眠ればまた獣と対峙させられる夢を見るかもしれないという恐怖から、夜眠りにつくこと自体が怖かった。あの獣は一体なんだろう。自分と関係がある夢なのだろうか。布団に潜り込んで目を閉じても、夜一睡もできないことは珍しくなく、授業のない昼間に少しだけ目を閉じることもある。
その結果が今日の居眠りだ。
時間と共に薄くなりかけていた、胸を抉るような感情が再び鮮烈にユナの心を蝕む。
自分の何が悪くて、皆から陰口を叩かれるのかわからない。
――月の裏側にもうひとつ世界があると信じていてはいけないのだろうか。月を見上げて、淡い想いを望むことが、そんなに可笑しいのだろうか。歳のわりに、子供じみていると嘲笑を受けなければいけないことが、悲しく苦しかった。それは、月の裏側にはもうひとつ世界があるのだよ、と教えてくれたラムザ爺さんが嗤われているようで、怪我をすることよりも空腹を覚えることよりも、一番に痛かった。裕福ではないという理由なら、もっともっと痛い。

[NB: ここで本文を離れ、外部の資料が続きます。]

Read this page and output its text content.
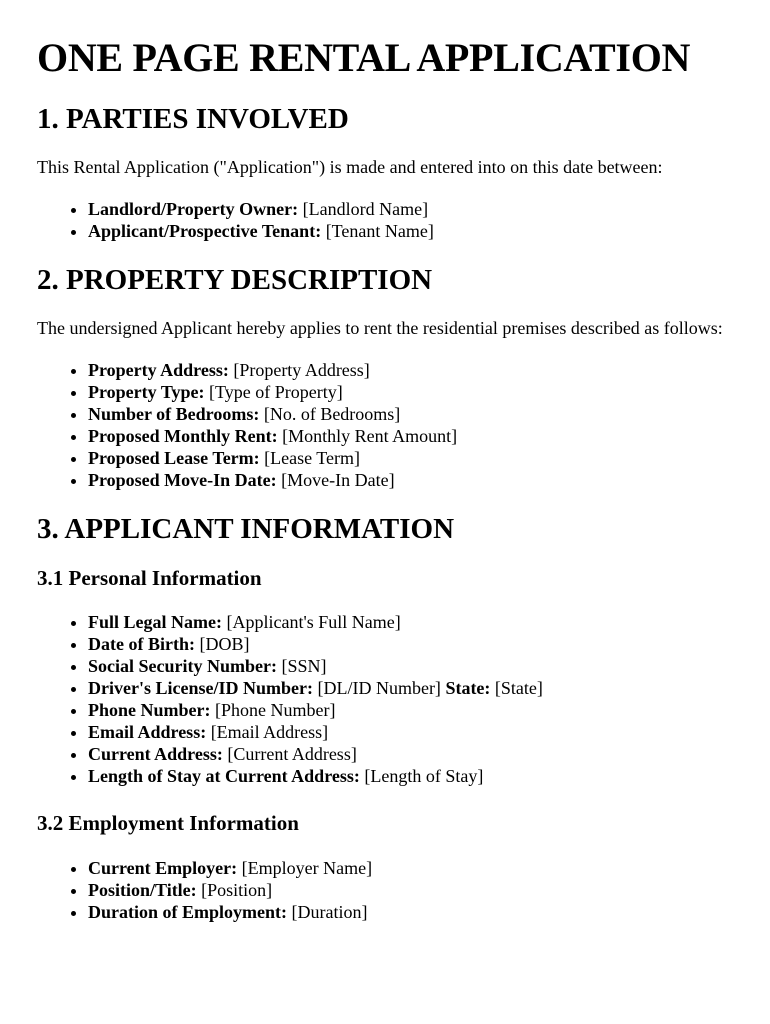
ONE PAGE RENTAL APPLICATION
1. PARTIES INVOLVED

This Rental Application ("Application") is made and entered into on this date between:

• Landlord/Property Owner: [Landlord Name]
• Applicant/Prospective Tenant: [Tenant Name]
2. PROPERTY DESCRIPTION

The undersigned Applicant hereby applies to rent the residential premises described as follows:

• Property Address: [Property Address]
• Property Type: [Type of Property]
• Number of Bedrooms: [No. of Bedrooms]
• Proposed Monthly Rent: [Monthly Rent Amount]
• Proposed Lease Term: [Lease Term]
• Proposed Move-In Date: [Move-In Date]
3. APPLICANT INFORMATION
3.1 Personal Information
• Full Legal Name: [Applicant's Full Name]
• Date of Birth: [DOB]
• Social Security Number: [SSN]
• Driver's License/ID Number: [DL/ID Number] State: [State]
• Phone Number: [Phone Number]
• Email Address: [Email Address]
• Current Address: [Current Address]
• Length of Stay at Current Address: [Length of Stay]
3.2 Employment Information
• Current Employer: [Employer Name]
• Position/Title: [Position]
• Duration of Employment: [Duration]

胸も目尻も熱を帯び、慌てて空を仰げば透き通るような青闇に、ぶちまけたような星がユナを励まそうと煌いた。
もう、家はそこまできている。
見慣れた風景、明かり。扉をあければ暖かな室に夕飯の香り。そして優しい笑顔。それらが雲ってしまわないよう、自分の胸の中にある渋い思いは決して外に出してはいけないのだ。
ユナは大きく息を吸い込んで、家の明かりをしっかりと見据えながら歩き出した。